Fifth Sunday of Lent

The first reading is from Jeremiah, which book I have never read and about which I know absolutely nothing. I’m going to have to do something about that.

But the reading is classic prophets prefiguring the coming of the Messiah stuff. “The days are coming, says the Lord, when I will make a new covenant with the house of Israel and the house of Judah.” Then comes a really lovely line: “I will place my law within them and write it upon their hearts; I will be their God, and they shall be my people.”

I really like the imagery of writing upon hearts. I like how it’s not about rules or commandments but rather about the human heart and what the human heart wants and needs and desires and loves. I remember my religion textbook from college defining all religion as a search for an ultimate reality, a something else that many religions define as “god.” And so here seems to me a real recognition of that, of not just a story of how God creates and rules, but how also the human heart wants and seeks.

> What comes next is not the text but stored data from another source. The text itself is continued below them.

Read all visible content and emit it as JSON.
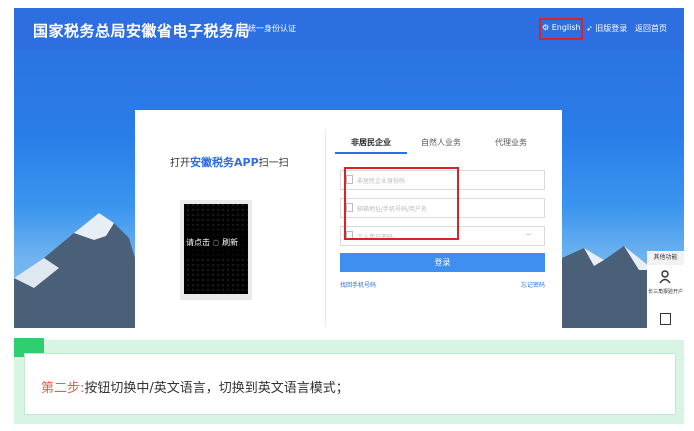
{
  "header": {
    "title": "国家税务总局安徽省电子税务局",
    "subtitle": "统一身份认证",
    "nav": {
      "english": "English",
      "old_login": "旧版登录",
      "home": "返回首页"
    }
  },
  "qr": {
    "prefix": "打开",
    "app_name": "安徽税务APP",
    "suffix": "扫一扫",
    "refresh": "请点击 ◌ 刷新"
  },
  "login": {
    "tabs": [
      "非居民企业",
      "自然人业务",
      "代理业务"
    ],
    "fields": [
      {
        "placeholder": "非居民企业身份码"
      },
      {
        "placeholder": "邮箱地址/手机号码/用户名"
      },
      {
        "placeholder": "个人用户密码"
      }
    ],
    "submit": "登录",
    "link_left": "找回手机号码",
    "link_right": "忘记密码"
  },
  "side_panel": {
    "title": "其他功能",
    "item": "长三角报验开户"
  },
  "caption": {
    "step": "第二步:",
    "text": "按钮切换中/英文语言，切换到英文语言模式；"
  },
  "colors": {
    "header_blue": "#2d6ee0",
    "annotation_red": "#d8232a",
    "caption_green": "#2fcf6f",
    "step_red": "#f05a4d"
  }
}
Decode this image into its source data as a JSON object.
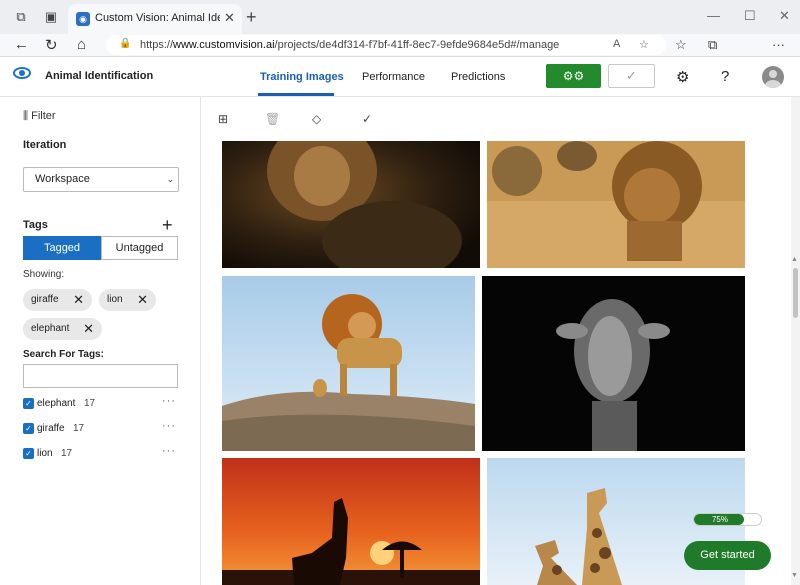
{
  "browser": {
    "tab_title": "Custom Vision: Animal Identificati",
    "url_prefix": "https://",
    "url_host": "www.customvision.ai",
    "url_path": "/projects/de4df314-f7bf-41ff-8ec7-9efde9684e5d#/manage"
  },
  "app": {
    "project_name": "Animal Identification",
    "nav": [
      "Training Images",
      "Performance",
      "Predictions"
    ],
    "active_nav": "Training Images"
  },
  "sidebar": {
    "filter_label": "Filter",
    "iteration_title": "Iteration",
    "iteration_value": "Workspace",
    "tags_title": "Tags",
    "tagged_label": "Tagged",
    "untagged_label": "Untagged",
    "showing_label": "Showing:",
    "chips": [
      "giraffe",
      "lion",
      "elephant"
    ],
    "search_label": "Search For Tags:",
    "search_value": "",
    "tag_list": [
      {
        "name": "elephant",
        "count": "17"
      },
      {
        "name": "giraffe",
        "count": "17"
      },
      {
        "name": "lion",
        "count": "17"
      }
    ]
  },
  "progress": {
    "text": "75%",
    "value": 0.75
  },
  "get_started_label": "Get started",
  "colors": {
    "accent": "#1a6fc4",
    "green": "#238b2b"
  }
}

And the placing of the law within, that’s both the writing on the heart, the need and love for God coming from within but then also the placing of the law is Christ himself, God becoming man, God placing himself within the people as people, as a person. I think of how Christ tells us in St. Matthew that he has come not to abolish the law but to fulfill the law and the prophets.

Later I look at the Catechism of the Catholic Church on the great website of the U.S. Conference of Catholic Bishops. Well well well, right there, right at the beginning of the catechism, part one, chapter one, section one begins “The desire for God is written in the human heart.” I love it when things like that happen.